Umbrellas need to earn the right to influence once more by challenging the sector first on the things that matter. Is the sector’s operational response to Covid-19 being matched by government funds? Is the value of mutual aid groups being priced in to government support? Should we risk what support exists by suggesting that government wholesale funds our work? What are our conditions for downing tools? These fissiparous conversations we must have, and once they have been had, then we move, with credibility, into an arena where you can influence, rather than lamenting the silence or praying for manna.
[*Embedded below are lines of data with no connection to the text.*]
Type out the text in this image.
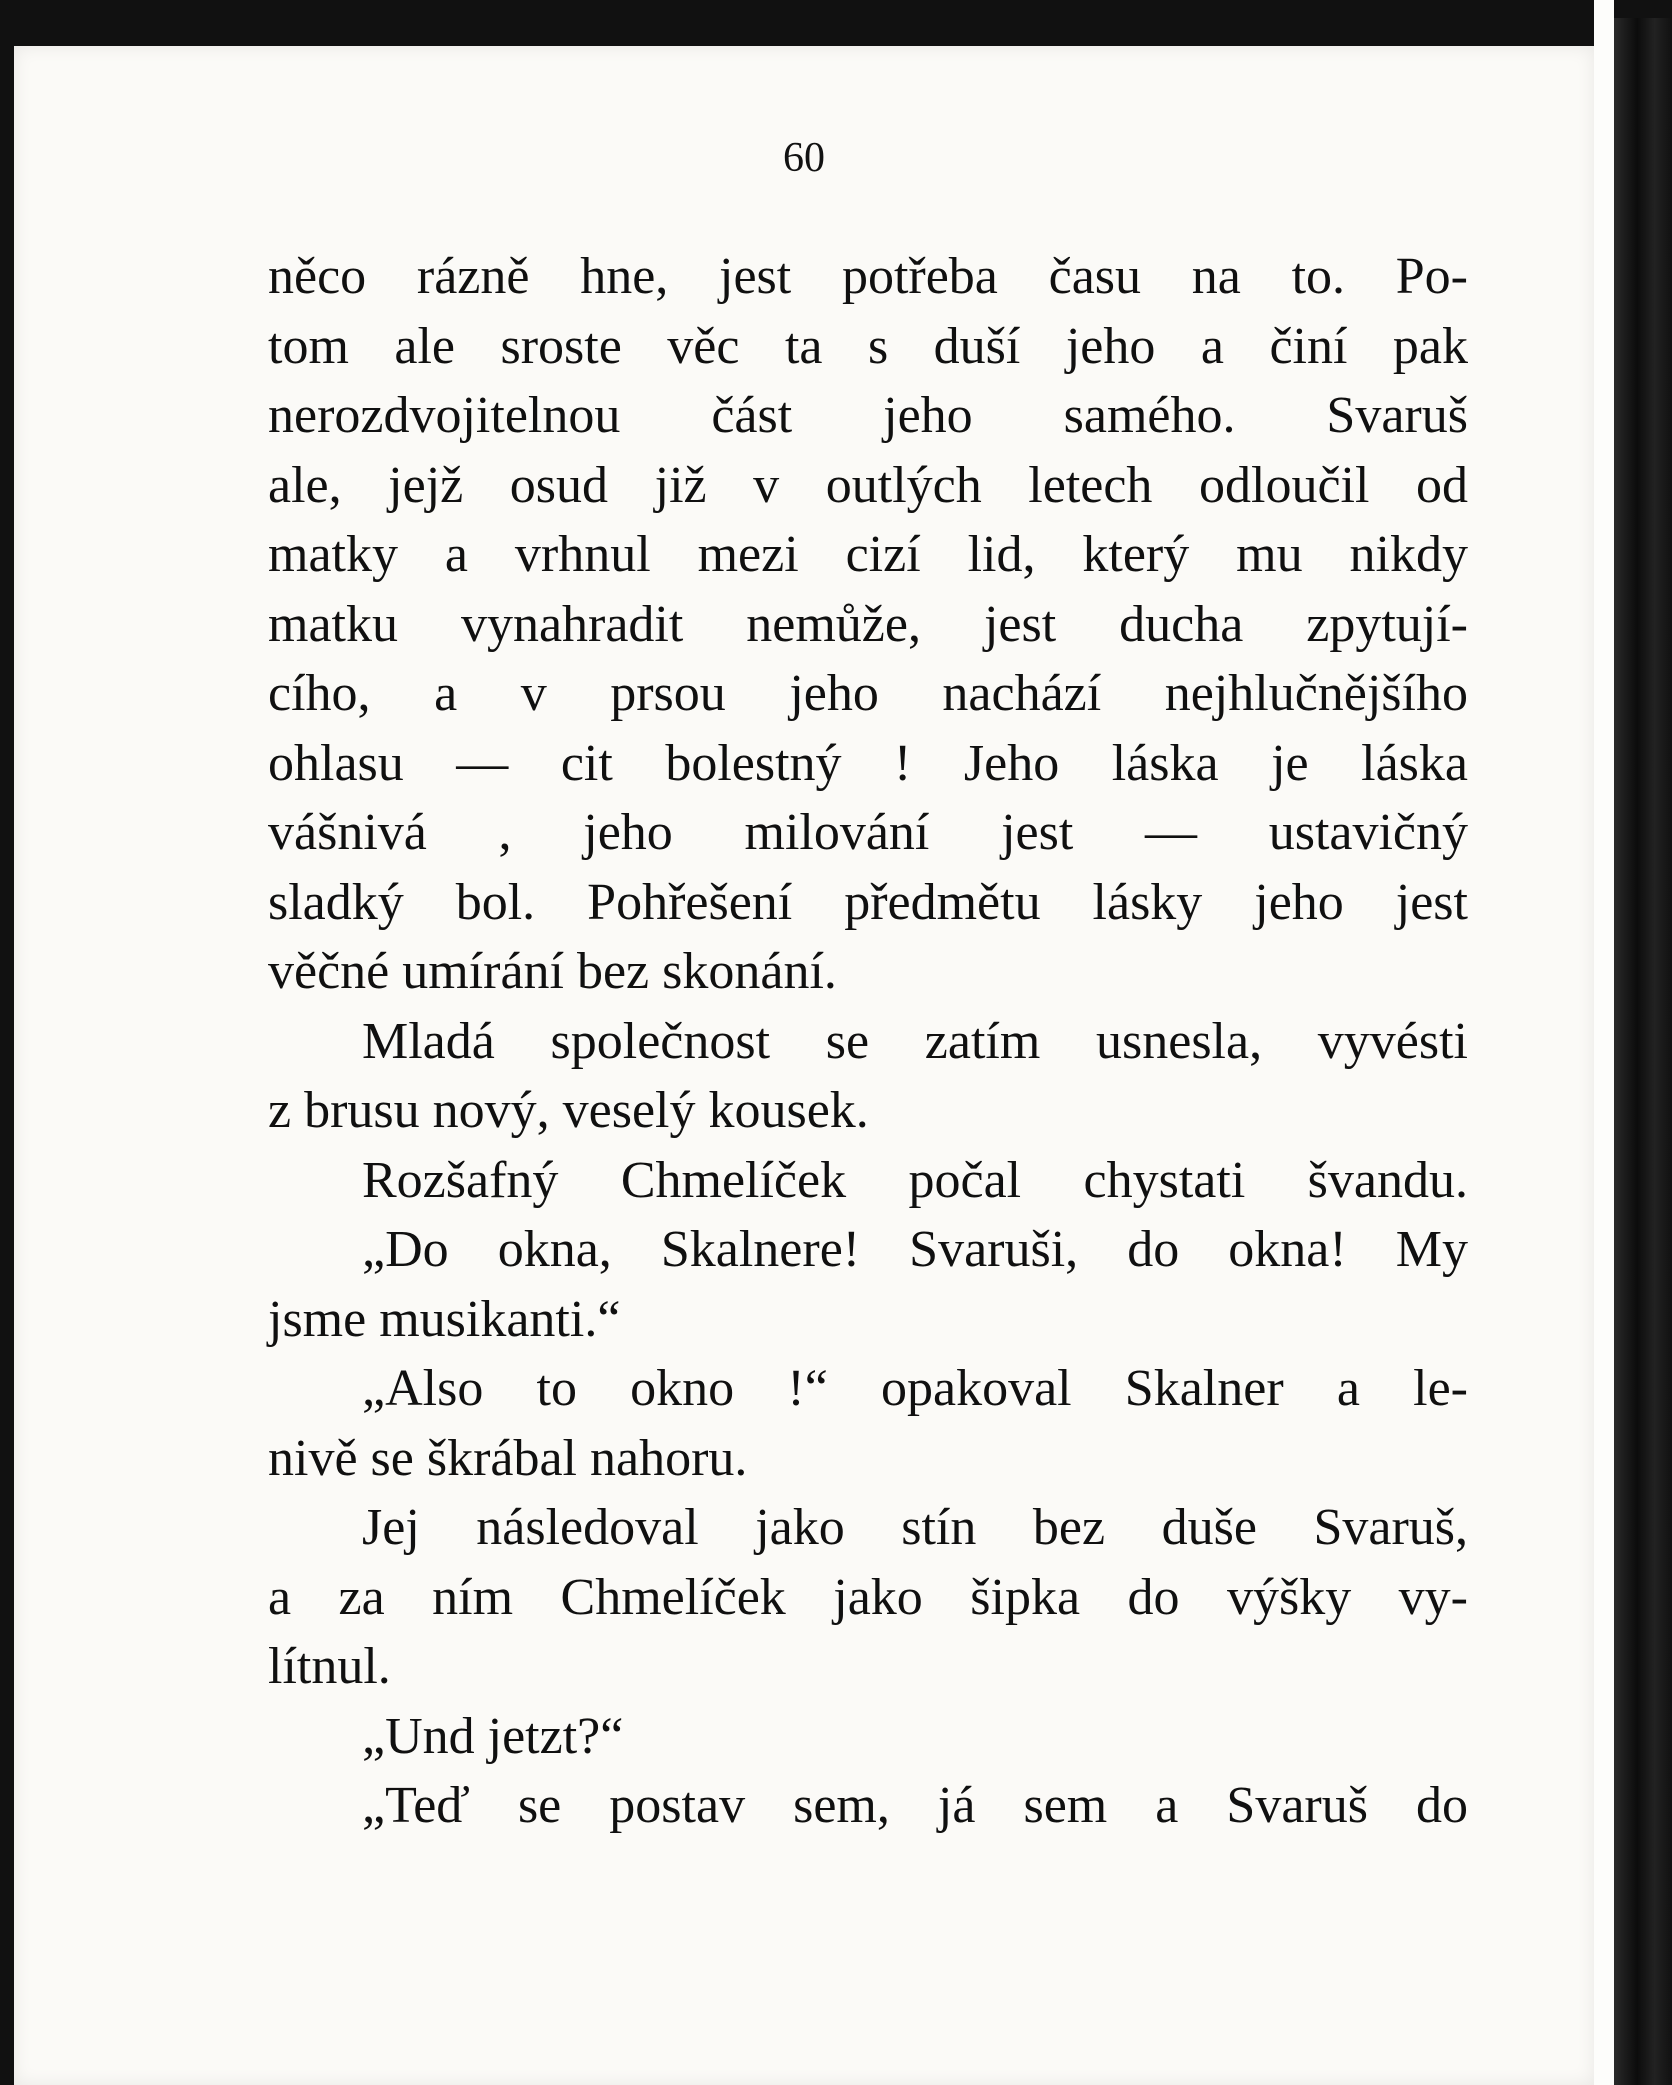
60
něco rázně hne, jest potřeba času na to. Po-
tom ale sroste věc ta s duší jeho a činí pak
nerozdvojitelnou část jeho samého. Svaruš
ale, jejž osud již v outlých letech odloučil od
matky a vrhnul mezi cizí lid, který mu nikdy
matku vynahradit nemůže, jest ducha zpytují-
cího, a v prsou jeho nachází nejhlučnějšího
ohlasu — cit bolestný ! Jeho láska je láska
vášnivá , jeho milování jest — ustavičný
sladký bol. Pohřešení předmětu lásky jeho jest
věčné umírání bez skonání.
Mladá společnost se zatím usnesla, vyvésti
z brusu nový, veselý kousek.
Rozšafný Chmelíček počal chystati švandu.
„Do okna, Skalnere! Svaruši, do okna! My
jsme musikanti.“
„Also to okno !“ opakoval Skalner a le-
nivě se škrábal nahoru.
Jej následoval jako stín bez duše Svaruš,
a za ním Chmelíček jako šipka do výšky vy-
lítnul.
„Und jetzt?“
„Teď se postav sem, já sem a Svaruš do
I’m a designer of systems and for me it’s clear that the umbrella system is designed wrong. Generally, like unions, these organisations combine advocacy, learning and development and member convening. Yet what is happening is that convening for development (where the money is) is taking a front seat while convening-for-advocacy is being sidelined. The advocacy brain drain – and influence and support lost by the sector – is thus a feature, not a bug of the current system.
The sector pays for these misaligned incentives with the slow, curious death of its own voice. It’s time, then, I think, for it to have an honest conversation about how charities want to be represented on these big, cross sector issues - the Covid recovery, the climate crisis and more - as it’s not happening properly at the moment. Such a body might work directly with crack charity policy teams and senior advocates and generally be accountable for performance against the big issues, rather than hide behind membership numbers or other inconsequential metrics. It might democratise through crowdfunding which issues are campaigned on and tactically researched. The time has come for a single organisation to be tasked with this, out of the ashes of the old bodies, with a mandate to get things done.
Ultimately it’s up to these private organisations to make this move; to carry on as is or vacate the space. I hope they take this challenge and reflect seriously on it. I think the biggest indictment of the post Brexit charity advocacy sector is that when the young, new chancellor talked about them, he said they were ‘gentle’. Rishi Sunak may well be a craven, libertarian zealot who in policy terms has been positively harmful to the nation’s health during the course of this pandemic, but this itself was a failure, not only of his own imagination but also of charity advocacy. That the word ‘gentle’ should never have even been allowed to emanate from his mouth on live television was a disgrace. Think of the struggle, the maw, the guts, the tears, the support, everything you as charity workers do. And you’re described by the second most powerful man in the country as nothing more than a knitted scarf.
Charity advocates need to relearn the art of getting peoples’ backs up and demand some spike, some cunning and wiliness and some guts from its advocates once again. Else they will be ignored into oblivion by those not fit to lace their boots.